黄昏に香る音色
第三部 Singer's Dream

伝える者

どこまでも続く海岸。

青い空。

覚えてるのはそこまでだった…。

気がつくと、闇の中…

ほんの小さな灯りに、暖かな毛布に包まれていた。

体を起こすと、灯りの向こうに老婆と、小さな子供がいた。

子供は、老婆にしがみつきながら、じっとこちらを見ていた。

「気がついたかい?」

老婆はそう言うと、椅子から立ち上がり、別の部屋に消えていった。

子供はまだ、こちらを見ていた。

和美が微笑みかけると、

子供は照れたように、老婆の消えた方に、走っていった。

「ここは…」

和美は、ベッドの上にいた。

横にある小窓から、空をみると、

日本とはちがう星空が、広がっていた。

「海岸近くで、倒れておったんじゃよ」

老婆は暖かいスープを持って、戻ってきた。

和美のお腹が鳴った。

「お腹が、すいとるじゃろ。

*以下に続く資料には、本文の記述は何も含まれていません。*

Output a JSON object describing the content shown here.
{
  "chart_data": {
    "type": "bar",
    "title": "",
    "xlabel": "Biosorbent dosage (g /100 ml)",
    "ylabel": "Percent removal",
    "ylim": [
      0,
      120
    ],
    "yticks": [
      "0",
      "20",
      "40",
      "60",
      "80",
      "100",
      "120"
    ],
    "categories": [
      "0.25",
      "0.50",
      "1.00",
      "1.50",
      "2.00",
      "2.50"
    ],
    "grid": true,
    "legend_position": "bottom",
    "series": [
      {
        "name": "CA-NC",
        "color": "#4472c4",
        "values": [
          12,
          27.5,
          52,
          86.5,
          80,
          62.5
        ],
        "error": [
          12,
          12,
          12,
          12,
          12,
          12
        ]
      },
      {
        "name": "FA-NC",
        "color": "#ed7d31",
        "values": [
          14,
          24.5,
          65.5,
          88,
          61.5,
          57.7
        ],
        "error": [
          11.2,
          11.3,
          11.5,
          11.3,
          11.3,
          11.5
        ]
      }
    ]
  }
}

行き倒れなど、久々に見たわ」

和美は、老婆の言葉を何とか理解できた。

フランス語…少し訛りがある。

和美が遠慮していると、

「早く食べんと冷めるよ」

老婆の優しい眼差しに、

和美は、手を合わせると、スープをいただくことにした。

老婆の後ろから、子供が出てきて、和美がスープを飲む様子を見守っている。

老婆は、子供の頭を撫で、

「この子が、あんたを見つけたんだよ」

和美は、スープを飲む手を止めて、子供に微笑んだ。

「ありがとう」

真っ赤になって、子供はまた…老婆の後ろに隠れた。